Cela se passa très rapidement. Baggy faucha Syd d'un Balayage adroit, suivi d'un coup de pied on-sait-où, et le dresseur aux yeux d'ambres s'effondra dans le bateau, sa tête heurta brusquement une planche et envoyant sa conscience danser parmi les étoiles. Oscar et Elsa suivirent en une stupeur muette, encouragée par quelques Charges effrayantes de Lucky.

Personne ne put résister. Et Élin bondit à leur suite dans la barque avec un immense sourire—son rire tranchant avec la sidération du groupe.

— Yes ça a marché ! Merci Baggy, merci Lucky ! Woohoo partons à l'aventuure !

D'un seul coup Baggy trancha la corde qui retenait encore l'embarcation au ponton. Le bateau s'ébranla, porté par les flots sombres et tumultueux de la rivière, et ils plongèrent vers la rive opposée en un hurlement de terreur, tombant les uns sur les autres. Heureusement, ils se rétablirent après un autre remous.

Elsa prit le genou de Syd dans le ventre.
Oscar commença à être complètement malade, ses joues et ses lèvres prenant une teinte verte inquiétante.

—M-M-Mais t'es totalement B-BARRÉE ! s'écria Elsa de rage, les voyant plonger vers un point de non-retour.

Déjà les deux garçons étaient hors-service, elle était seule pour contenir cette force de destruction qu'était Élin, mais mince elle ne s'en sentait pas capable, elle bégayait, elle était moins belle, moins forte moins charismatique...

— Euhh oui ok c'est chaud de se diriger ! admit la blonde en un haussement d'épaules. Mais regarde ça va beaucoup plus vite, et plus besoin de marcheeer !
— T-T'aurais pu nous d-demander quand même, s'étouffa presque la plus grande des deux, complètement abasourdie, complètement paniquée, sa dernière syllabe se transformant en un cri quand la barque tangua de nouveau.
— Ouais mais Syd aurait jamais accepté...

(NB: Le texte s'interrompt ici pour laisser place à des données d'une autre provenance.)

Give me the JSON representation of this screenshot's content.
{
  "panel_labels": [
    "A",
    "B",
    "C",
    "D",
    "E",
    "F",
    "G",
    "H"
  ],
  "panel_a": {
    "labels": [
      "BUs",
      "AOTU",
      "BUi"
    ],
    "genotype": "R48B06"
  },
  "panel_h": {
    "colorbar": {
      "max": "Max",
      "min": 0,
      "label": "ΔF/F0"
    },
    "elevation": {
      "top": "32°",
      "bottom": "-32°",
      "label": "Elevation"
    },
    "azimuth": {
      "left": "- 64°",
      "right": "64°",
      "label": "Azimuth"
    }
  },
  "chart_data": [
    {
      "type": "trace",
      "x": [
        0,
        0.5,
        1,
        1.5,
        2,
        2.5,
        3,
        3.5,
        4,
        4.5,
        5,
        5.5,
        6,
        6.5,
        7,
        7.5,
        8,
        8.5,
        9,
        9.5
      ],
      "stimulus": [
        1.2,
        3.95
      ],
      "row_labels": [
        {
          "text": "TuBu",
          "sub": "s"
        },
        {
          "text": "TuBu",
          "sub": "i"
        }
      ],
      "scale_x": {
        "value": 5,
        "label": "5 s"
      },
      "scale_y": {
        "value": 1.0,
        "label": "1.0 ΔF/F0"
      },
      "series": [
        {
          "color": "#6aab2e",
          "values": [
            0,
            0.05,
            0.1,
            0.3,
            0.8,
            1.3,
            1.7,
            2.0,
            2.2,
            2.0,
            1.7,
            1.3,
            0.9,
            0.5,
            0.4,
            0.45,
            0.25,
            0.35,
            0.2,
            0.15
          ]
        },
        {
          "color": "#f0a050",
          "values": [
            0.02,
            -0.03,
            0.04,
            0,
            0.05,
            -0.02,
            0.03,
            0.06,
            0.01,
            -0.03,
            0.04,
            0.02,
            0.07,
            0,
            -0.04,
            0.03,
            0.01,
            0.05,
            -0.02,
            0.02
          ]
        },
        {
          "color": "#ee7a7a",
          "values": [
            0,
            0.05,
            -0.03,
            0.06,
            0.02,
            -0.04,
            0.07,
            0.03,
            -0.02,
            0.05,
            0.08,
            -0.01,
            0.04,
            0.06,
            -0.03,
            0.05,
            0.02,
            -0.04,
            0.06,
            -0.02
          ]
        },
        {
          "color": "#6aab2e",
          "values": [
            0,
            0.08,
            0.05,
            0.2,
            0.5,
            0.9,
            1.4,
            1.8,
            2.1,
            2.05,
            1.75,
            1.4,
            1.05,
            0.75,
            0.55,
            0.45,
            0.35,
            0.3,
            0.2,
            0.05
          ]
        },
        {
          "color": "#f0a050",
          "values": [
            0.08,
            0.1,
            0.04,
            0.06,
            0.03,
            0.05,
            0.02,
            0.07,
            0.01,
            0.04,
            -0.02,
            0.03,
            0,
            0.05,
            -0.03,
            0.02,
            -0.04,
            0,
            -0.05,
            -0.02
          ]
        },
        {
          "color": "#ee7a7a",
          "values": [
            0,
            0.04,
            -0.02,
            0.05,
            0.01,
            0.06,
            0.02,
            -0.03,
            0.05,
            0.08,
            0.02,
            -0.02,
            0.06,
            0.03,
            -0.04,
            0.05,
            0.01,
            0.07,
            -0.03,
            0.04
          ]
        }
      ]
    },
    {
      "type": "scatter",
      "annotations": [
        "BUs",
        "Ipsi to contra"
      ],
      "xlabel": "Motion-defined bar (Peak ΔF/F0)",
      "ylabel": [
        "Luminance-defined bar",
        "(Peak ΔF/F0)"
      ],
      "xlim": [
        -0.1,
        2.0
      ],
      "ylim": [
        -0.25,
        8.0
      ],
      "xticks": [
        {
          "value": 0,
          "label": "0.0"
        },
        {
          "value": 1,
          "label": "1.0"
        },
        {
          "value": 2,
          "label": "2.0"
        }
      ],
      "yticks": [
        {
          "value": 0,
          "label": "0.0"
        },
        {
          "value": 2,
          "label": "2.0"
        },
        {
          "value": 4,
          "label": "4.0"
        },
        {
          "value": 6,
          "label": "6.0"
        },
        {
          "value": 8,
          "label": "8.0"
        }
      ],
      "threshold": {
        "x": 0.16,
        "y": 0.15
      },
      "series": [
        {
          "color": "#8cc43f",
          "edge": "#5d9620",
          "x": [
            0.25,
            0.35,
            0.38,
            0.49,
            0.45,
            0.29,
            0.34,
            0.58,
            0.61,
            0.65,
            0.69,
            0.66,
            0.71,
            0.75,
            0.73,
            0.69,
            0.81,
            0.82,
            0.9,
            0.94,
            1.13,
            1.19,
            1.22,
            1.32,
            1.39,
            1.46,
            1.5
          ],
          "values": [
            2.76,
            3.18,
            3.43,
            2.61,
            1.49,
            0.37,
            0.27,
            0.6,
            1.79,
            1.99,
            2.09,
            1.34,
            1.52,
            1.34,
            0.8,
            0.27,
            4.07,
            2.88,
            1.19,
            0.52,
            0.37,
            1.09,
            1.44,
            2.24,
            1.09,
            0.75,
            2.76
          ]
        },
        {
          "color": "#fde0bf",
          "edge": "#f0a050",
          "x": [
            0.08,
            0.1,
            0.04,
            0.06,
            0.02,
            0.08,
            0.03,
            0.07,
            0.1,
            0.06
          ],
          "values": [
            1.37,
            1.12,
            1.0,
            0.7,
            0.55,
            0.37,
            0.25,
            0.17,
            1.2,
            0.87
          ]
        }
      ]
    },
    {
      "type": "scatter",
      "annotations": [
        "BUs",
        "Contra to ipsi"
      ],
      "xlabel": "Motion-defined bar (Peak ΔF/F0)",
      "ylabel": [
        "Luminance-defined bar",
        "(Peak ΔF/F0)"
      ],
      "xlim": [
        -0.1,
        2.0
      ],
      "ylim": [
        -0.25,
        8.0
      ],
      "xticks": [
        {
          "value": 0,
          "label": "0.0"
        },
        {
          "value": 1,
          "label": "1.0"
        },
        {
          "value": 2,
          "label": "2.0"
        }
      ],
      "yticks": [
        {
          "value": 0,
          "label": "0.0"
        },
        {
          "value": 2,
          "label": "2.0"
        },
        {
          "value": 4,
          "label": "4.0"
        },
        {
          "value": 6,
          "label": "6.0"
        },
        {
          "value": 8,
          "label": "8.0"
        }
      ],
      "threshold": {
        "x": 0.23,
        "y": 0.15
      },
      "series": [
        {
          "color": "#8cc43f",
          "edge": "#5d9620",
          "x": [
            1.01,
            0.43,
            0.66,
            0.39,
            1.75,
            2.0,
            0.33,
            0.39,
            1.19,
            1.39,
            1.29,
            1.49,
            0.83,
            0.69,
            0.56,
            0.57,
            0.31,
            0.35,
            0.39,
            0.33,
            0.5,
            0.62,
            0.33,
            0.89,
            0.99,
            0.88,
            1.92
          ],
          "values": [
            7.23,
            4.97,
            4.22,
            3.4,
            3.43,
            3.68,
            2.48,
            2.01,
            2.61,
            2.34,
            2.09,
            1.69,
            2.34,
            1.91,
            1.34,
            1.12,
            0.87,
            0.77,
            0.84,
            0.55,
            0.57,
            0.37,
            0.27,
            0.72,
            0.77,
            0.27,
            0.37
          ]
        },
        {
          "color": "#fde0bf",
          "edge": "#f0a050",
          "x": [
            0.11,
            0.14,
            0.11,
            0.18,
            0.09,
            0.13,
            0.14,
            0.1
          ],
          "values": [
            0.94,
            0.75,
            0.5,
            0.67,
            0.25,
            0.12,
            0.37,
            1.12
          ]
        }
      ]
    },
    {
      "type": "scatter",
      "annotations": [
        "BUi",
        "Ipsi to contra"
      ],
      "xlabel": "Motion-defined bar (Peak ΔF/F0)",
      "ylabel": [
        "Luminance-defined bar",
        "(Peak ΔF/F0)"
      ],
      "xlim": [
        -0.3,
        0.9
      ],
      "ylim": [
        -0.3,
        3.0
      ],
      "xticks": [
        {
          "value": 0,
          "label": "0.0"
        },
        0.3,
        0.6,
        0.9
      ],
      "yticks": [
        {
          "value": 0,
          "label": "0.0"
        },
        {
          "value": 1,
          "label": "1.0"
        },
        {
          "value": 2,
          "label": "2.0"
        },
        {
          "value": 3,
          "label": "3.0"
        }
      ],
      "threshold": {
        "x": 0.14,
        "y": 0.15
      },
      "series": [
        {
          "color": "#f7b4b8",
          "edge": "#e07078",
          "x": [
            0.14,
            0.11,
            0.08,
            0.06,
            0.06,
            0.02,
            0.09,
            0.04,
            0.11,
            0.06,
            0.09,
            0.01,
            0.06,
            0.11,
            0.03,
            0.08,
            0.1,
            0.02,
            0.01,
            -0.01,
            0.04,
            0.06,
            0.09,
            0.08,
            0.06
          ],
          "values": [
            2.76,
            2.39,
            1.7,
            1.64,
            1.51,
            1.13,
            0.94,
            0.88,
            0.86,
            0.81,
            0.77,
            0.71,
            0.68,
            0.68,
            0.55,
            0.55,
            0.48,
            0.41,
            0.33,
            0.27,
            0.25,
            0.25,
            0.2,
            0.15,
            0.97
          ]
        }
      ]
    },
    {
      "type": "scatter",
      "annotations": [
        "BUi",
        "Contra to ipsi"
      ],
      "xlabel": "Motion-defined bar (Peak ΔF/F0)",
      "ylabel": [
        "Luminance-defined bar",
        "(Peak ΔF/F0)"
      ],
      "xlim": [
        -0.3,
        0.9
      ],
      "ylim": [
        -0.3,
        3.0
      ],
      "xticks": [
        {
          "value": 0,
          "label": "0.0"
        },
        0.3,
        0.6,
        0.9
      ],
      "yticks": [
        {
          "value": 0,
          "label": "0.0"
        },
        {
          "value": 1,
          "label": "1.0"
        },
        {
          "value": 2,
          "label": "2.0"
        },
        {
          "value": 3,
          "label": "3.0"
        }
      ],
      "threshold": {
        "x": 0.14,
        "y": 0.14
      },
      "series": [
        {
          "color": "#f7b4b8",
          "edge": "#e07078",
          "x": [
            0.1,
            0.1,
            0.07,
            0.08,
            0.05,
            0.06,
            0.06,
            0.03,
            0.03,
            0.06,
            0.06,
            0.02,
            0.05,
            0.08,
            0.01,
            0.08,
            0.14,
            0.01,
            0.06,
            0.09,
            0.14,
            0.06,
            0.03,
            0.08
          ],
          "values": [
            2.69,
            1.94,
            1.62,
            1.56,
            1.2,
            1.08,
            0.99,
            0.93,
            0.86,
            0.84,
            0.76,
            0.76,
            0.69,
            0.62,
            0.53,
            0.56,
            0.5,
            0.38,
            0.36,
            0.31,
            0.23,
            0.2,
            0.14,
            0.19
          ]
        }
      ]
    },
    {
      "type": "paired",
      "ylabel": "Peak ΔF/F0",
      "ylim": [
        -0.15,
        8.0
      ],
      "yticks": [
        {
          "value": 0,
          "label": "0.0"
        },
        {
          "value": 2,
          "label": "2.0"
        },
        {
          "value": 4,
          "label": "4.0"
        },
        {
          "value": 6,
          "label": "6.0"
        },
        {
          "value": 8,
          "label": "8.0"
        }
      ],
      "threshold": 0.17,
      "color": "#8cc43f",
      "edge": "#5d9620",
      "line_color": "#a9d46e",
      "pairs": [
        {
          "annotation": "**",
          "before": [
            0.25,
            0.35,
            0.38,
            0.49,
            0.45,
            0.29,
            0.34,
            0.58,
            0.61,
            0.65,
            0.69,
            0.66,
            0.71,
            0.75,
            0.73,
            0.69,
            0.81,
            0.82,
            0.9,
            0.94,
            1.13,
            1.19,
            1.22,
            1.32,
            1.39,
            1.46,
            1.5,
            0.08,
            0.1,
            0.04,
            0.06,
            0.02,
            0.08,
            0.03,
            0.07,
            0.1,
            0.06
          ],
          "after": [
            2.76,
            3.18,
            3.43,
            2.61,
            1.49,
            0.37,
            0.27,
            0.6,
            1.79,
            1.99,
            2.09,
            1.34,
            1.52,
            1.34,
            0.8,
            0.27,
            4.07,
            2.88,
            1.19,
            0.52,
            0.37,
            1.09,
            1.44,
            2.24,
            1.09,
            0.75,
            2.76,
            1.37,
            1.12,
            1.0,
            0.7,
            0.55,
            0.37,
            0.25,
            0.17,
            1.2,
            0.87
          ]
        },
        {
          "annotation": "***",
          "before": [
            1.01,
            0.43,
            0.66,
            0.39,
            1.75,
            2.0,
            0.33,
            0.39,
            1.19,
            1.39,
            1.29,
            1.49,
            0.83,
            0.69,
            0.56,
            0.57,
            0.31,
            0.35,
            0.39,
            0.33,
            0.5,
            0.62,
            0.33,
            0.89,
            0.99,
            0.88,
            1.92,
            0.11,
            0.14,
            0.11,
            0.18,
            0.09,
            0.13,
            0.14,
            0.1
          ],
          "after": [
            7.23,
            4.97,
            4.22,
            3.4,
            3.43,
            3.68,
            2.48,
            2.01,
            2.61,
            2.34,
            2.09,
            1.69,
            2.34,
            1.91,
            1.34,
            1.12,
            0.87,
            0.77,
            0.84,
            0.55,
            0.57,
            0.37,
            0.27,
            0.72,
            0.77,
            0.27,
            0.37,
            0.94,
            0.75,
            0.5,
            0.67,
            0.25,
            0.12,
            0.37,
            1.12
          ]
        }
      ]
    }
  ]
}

Elles jetèrent un regard au dresseur de Gruikui, totalement dans les vapes.

— Il a-aurait eu r-raison... réalisa soudainement Elsa avec effroi. La b-barque p-prend l'eau...

Elle sentait déjà l'humidité monter, puis un liquide glacial dans ses chaussures. Ce qu'elle avait pris pour de la peinture écaillée était en réalité des faiblesses dans la boiserie.

— Oh merde, souffla Élin.

Elle commençait seulement à réaliser l’ampleur de sa sottise.
Le sang d'Elsa bouillit et elle réagit au quart de tour :

— AMARYLLIS GO ! PISTOLET A O !

Avec un peu de chance la vitesse allait les sauver ! Avec un peu de chance ils allaient survivre ils n'allaient pas couler mais m-merde, dans quelle merde les avaient encore mis l'autre folle ! La Moustillon dû sentir la panique de sa dresseuse, car une fois matérialisée, elle s'adonna au Pistolet A O le plus véhément de sa vie.

Le jet d'eau frappa le fleuve derrière eux avec force et violence, en une explosion de bulles, et brusquement ils se sentirent décoller, puis rebondir contre l'eau un haut le cœur. Oscar vomit tripes et boyaux. Le bateau accéléra. Avec le choc, même Syd se réveilla, restant complètement perdu et désorienté. Seule Élin retrouva la bonne humeur en s'écriant « WOOOHOOOO ! ».

Mais son cri mourut bien vite quand ils se rendirent compte que la rivière débouchait sur une cascade, décollèrent brutalement, firent un immense vol plané dans le vide.

Et s'écrasèrent à travers la magnifique fenêtre ouvragée d'un bâtiment colossal.